Jonathan and I had just recently married, and yes I knew that I had married a Diplomat. And, I was constantly reminded of what it meant to be the spouse of a diplomat; being open to relocating, uprooting your personal and professional life, starting over. It was all believably fantastic in theory. But, as we began our scenic hike surrounded by the tranquility of Mother Nature Jonathan carefully chose his words and slowly broke the news that he had received a new post in Dallas, TX. As we continued to walk, time began to slow and my thoughts began to race. A feeling of uneasiness came over me as I began to realize that all I had come to know over the past six years would no longer be. The path I had consciously chosen for myself had been disrupted by the professional path of my spouse. The 2 paths initially seemed incongruent. How would I adjust to a major life decision not being made by me? How would I come to rely on someone else financially in the near term? How could I place my faith in knowing that this change would bring us closer together not drive us apart? That I would find the type of work that interested me and allowed me to continue to learn? I didn’t.

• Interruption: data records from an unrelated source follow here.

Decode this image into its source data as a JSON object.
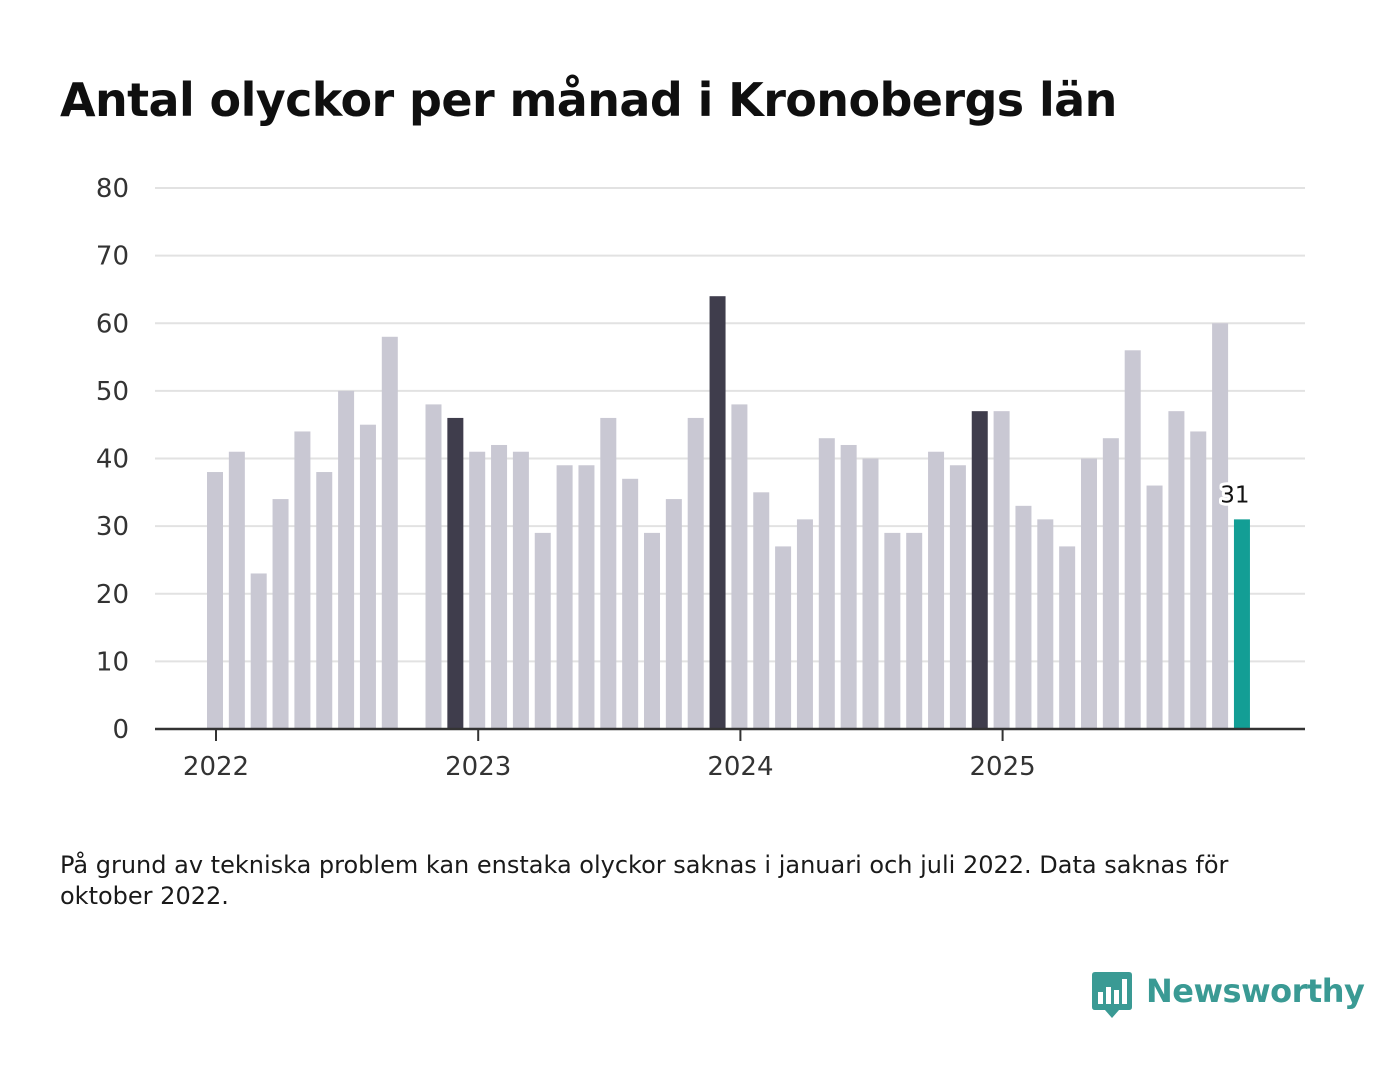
{
  "title": "Antal olyckor per månad i Kronobergs län",
  "footnote": "På grund av tekniska problem kan enstaka olyckor saknas i januari och juli 2022. Data saknas för oktober 2022.",
  "brand": {
    "name": "Newsworthy",
    "color": "#3a9a94",
    "icon": "bar-chart-speech-bubble-icon"
  },
  "colors": {
    "bar_default": "#c9c8d3",
    "bar_december": "#3f3d4c",
    "bar_latest": "#139e95",
    "gridline": "#e2e2e2",
    "axis": "#333333"
  },
  "chart_data": {
    "type": "bar",
    "title": "Antal olyckor per månad i Kronobergs län",
    "xlabel": "",
    "ylabel": "",
    "ylim": [
      0,
      80
    ],
    "yticks": [
      0,
      10,
      20,
      30,
      40,
      50,
      60,
      70,
      80
    ],
    "xticks": [
      {
        "label": "2022",
        "month_index": 0
      },
      {
        "label": "2023",
        "month_index": 12
      },
      {
        "label": "2024",
        "month_index": 24
      },
      {
        "label": "2025",
        "month_index": 36
      }
    ],
    "grid": true,
    "legend": "none",
    "months": [
      "2022-01",
      "2022-02",
      "2022-03",
      "2022-04",
      "2022-05",
      "2022-06",
      "2022-07",
      "2022-08",
      "2022-09",
      "2022-10",
      "2022-11",
      "2022-12",
      "2023-01",
      "2023-02",
      "2023-03",
      "2023-04",
      "2023-05",
      "2023-06",
      "2023-07",
      "2023-08",
      "2023-09",
      "2023-10",
      "2023-11",
      "2023-12",
      "2024-01",
      "2024-02",
      "2024-03",
      "2024-04",
      "2024-05",
      "2024-06",
      "2024-07",
      "2024-08",
      "2024-09",
      "2024-10",
      "2024-11",
      "2024-12",
      "2025-01",
      "2025-02",
      "2025-03",
      "2025-04",
      "2025-05",
      "2025-06",
      "2025-07",
      "2025-08",
      "2025-09",
      "2025-10",
      "2025-11",
      "2025-12"
    ],
    "values": [
      38,
      41,
      23,
      34,
      44,
      38,
      50,
      45,
      58,
      null,
      48,
      46,
      41,
      42,
      41,
      29,
      39,
      39,
      46,
      37,
      29,
      34,
      46,
      64,
      48,
      35,
      27,
      31,
      43,
      42,
      40,
      29,
      29,
      41,
      39,
      47,
      47,
      33,
      31,
      27,
      40,
      43,
      56,
      36,
      47,
      44,
      60,
      31
    ],
    "highlight": {
      "december_indices": [
        11,
        23,
        35
      ],
      "latest_index": 47
    },
    "annotations": [
      {
        "month_index": 47,
        "text": "31"
      }
    ]
  }
}
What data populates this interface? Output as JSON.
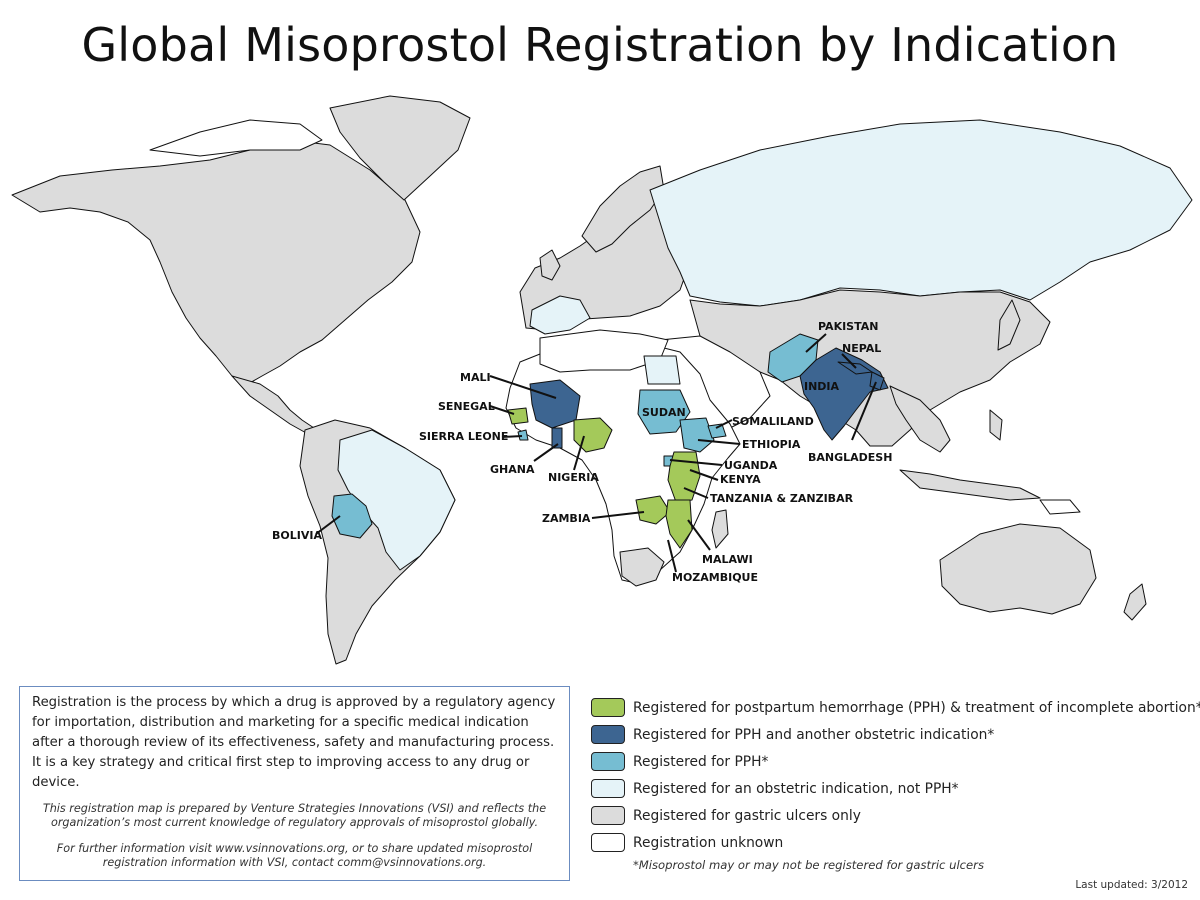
{
  "title": "Global Misoprostol Registration by Indication",
  "colors": {
    "pph_abortion": "#a4c95a",
    "pph_other": "#3d6591",
    "pph": "#76bdd2",
    "obstetric_not_pph": "#e5f3f8",
    "gastric": "#dcdcdc",
    "unknown": "#ffffff"
  },
  "country_labels": {
    "pakistan": "PAKISTAN",
    "nepal": "NEPAL",
    "india": "INDIA",
    "bangladesh": "BANGLADESH",
    "mali": "MALI",
    "senegal": "SENEGAL",
    "sierra_leone": "SIERRA LEONE",
    "ghana": "GHANA",
    "nigeria": "NIGERIA",
    "sudan": "SUDAN",
    "somaliland": "SOMALILAND",
    "ethiopia": "ETHIOPIA",
    "uganda": "UGANDA",
    "kenya": "KENYA",
    "tanzania": "TANZANIA & ZANZIBAR",
    "zambia": "ZAMBIA",
    "malawi": "MALAWI",
    "mozambique": "MOZAMBIQUE",
    "bolivia": "BOLIVIA"
  },
  "info_box": {
    "main": "Registration is the process by which a drug is approved by a regulatory agency for importation, distribution and marketing for a specific medical indication after a thorough review of its effectiveness, safety and manufacturing process. It is a key strategy and critical first step to improving access to any drug or device.",
    "note": "This registration map is prepared by Venture Strategies Innovations (VSI) and reflects the organization’s most current knowledge of regulatory approvals of misoprostol globally.",
    "contact": "For further information visit www.vsinnovations.org, or to share updated misoprostol registration information with VSI, contact comm@vsinnovations.org."
  },
  "legend": {
    "items": [
      {
        "label": "Registered for postpartum hemorrhage (PPH) & treatment of incomplete abortion*",
        "color": "#a4c95a"
      },
      {
        "label": "Registered for PPH and another obstetric indication*",
        "color": "#3d6591"
      },
      {
        "label": "Registered for PPH*",
        "color": "#76bdd2"
      },
      {
        "label": "Registered for an obstetric indication, not PPH*",
        "color": "#e5f3f8"
      },
      {
        "label": "Registered for gastric ulcers only",
        "color": "#dcdcdc"
      },
      {
        "label": "Registration unknown",
        "color": "#ffffff"
      }
    ],
    "footnote": "*Misoprostol may or may not be registered for gastric ulcers"
  },
  "last_updated": "Last updated: 3/2012"
}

I spent the next 2 months wrapping my head around the news and gaining clarity of thought. There were many restless days and nights where my personal fears seemed to be winning. The logical part of my brain would weigh the pros and cons while my emotional side created an uncomfortable inner restlessness I couldn’t shake. Ultimately, I distilled my thoughts down to a simple decision making question of What was truly important to me? The answer started to become loud and clear; the personal growth that would come from embracing the uncertainty, and my love for an amazing man and human being regardless of the outcome. I knew that I had accepted the unconventional path, but I have never been very conventional so it seemed fitting.